The change agent in this case was Bruce Thompson, the hospital’s pharmacy director. From the article:

He and his colleagues decided to do a spot-check of 37 patients who were discharged from the hospital to nursing homes over three months in 2008 and 2009.

The rate of medication errors: 92 percent. “It was alarming,” he said. Only three of the 37 cases were problem-free.

The most common problems: Hospital physicians had prescribed the wrong doses, duplicate medications or omitted medications. Nearly a third were considered “likely harmful.”

Yikes!  92% wrong??  A third of them (30% of all scripts) likely harmful??

What’s the miracle fix?

…the hospital assigned pharmacists to check the discharge orders before patients are released. Now, if they spot a mistake, they contact the physician and straighten it out.

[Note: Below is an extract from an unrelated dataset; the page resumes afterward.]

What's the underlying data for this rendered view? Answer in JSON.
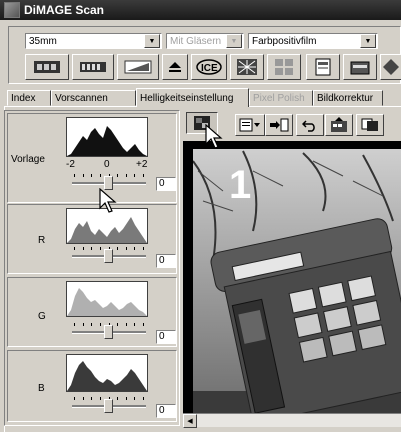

In nine months, the error rate dropped to “essentially zero percent”… that, in turn, cut the 30-day readmission rate… in half

And, deliciously, this:

The project worked so well, Thompson said, that some doctors now call the pharmacist before they write the discharge orders.

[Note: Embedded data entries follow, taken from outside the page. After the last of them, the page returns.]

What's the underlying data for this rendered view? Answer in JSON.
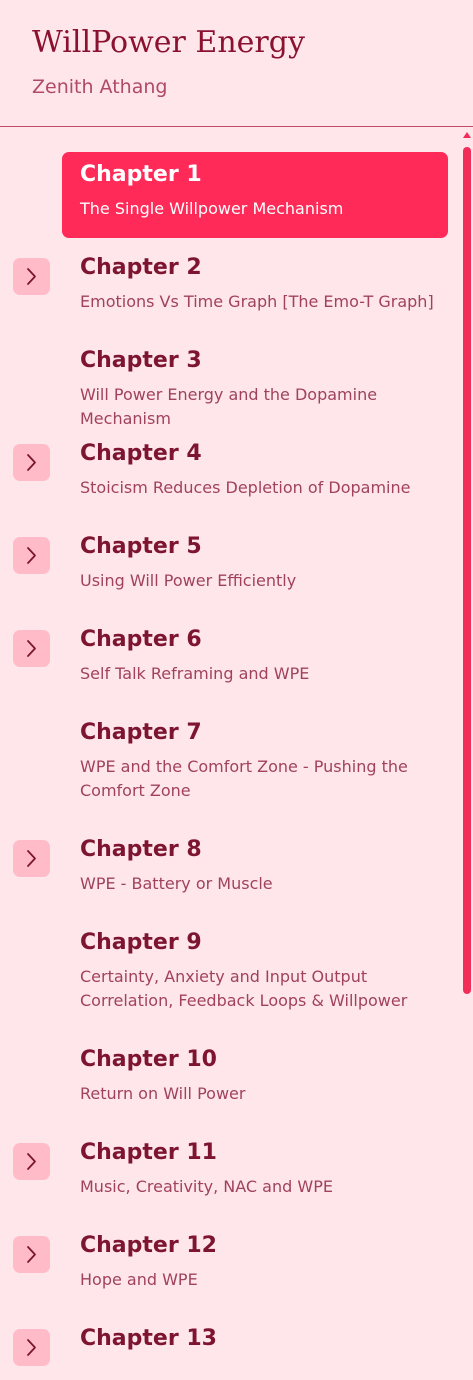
{
  "header": {
    "title": "WillPower Energy",
    "author": "Zenith Athang"
  },
  "chapters": [
    {
      "title": "Chapter 1",
      "subtitle": "The Single Willpower Mechanism",
      "active": true,
      "expandable": false
    },
    {
      "title": "Chapter 2",
      "subtitle": "Emotions Vs Time Graph [The Emo-T Graph]",
      "active": false,
      "expandable": true
    },
    {
      "title": "Chapter 3",
      "subtitle": "Will Power Energy and the Dopamine Mechanism",
      "active": false,
      "expandable": false
    },
    {
      "title": "Chapter 4",
      "subtitle": "Stoicism Reduces Depletion of Dopamine",
      "active": false,
      "expandable": true
    },
    {
      "title": "Chapter 5",
      "subtitle": "Using Will Power Efficiently",
      "active": false,
      "expandable": true
    },
    {
      "title": "Chapter 6",
      "subtitle": "Self Talk Reframing and WPE",
      "active": false,
      "expandable": true
    },
    {
      "title": "Chapter 7",
      "subtitle": "WPE and the Comfort Zone - Pushing the Comfort Zone",
      "active": false,
      "expandable": false
    },
    {
      "title": "Chapter 8",
      "subtitle": "WPE - Battery or Muscle",
      "active": false,
      "expandable": true
    },
    {
      "title": "Chapter 9",
      "subtitle": "Certainty, Anxiety and Input Output Correlation, Feedback Loops & Willpower",
      "active": false,
      "expandable": false
    },
    {
      "title": "Chapter 10",
      "subtitle": "Return on Will Power",
      "active": false,
      "expandable": false
    },
    {
      "title": "Chapter 11",
      "subtitle": "Music, Creativity, NAC and WPE",
      "active": false,
      "expandable": true
    },
    {
      "title": "Chapter 12",
      "subtitle": "Hope and WPE",
      "active": false,
      "expandable": true
    },
    {
      "title": "Chapter 13",
      "subtitle": "",
      "active": false,
      "expandable": true
    }
  ],
  "colors": {
    "background": "#ffe6ea",
    "accent": "#ff2a58",
    "title": "#8a1230",
    "chapter_title": "#7d1430",
    "chapter_subtitle": "#a0425c",
    "expander_bg": "#ffbcc8"
  },
  "icons": {
    "expander": "chevron-right-icon",
    "scroll_up": "triangle-up-icon"
  }
}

I don’t know if they realized it, but that’s the Lean principle of “quality at the source” – getting it right the first time, instead of checking for errors later.

Nearly zero percent!  Nearly total reduction in “likely harmful” prescription errors!

What’s an e-patient to do?

  • Check, check, and re-check that everything’s going on – especially pharmacy orders.
  • Share the Star Tribune article with your hospital (and nursing home’s) pharmacy staff.
    • I personally know of two cases in my own family, in the past year, where medications were overlooked or wrong at discharge.
    • In my experience most people are happy to do a simple change that improves things. (And if they aren’t interested, that ought to tell you something about that place.)

Kudos to Bruce Thompson and team at Hennepin County Medical Center – and to all the people there who gladly adopted the change. I bet there’s been at least one funeral prevented already.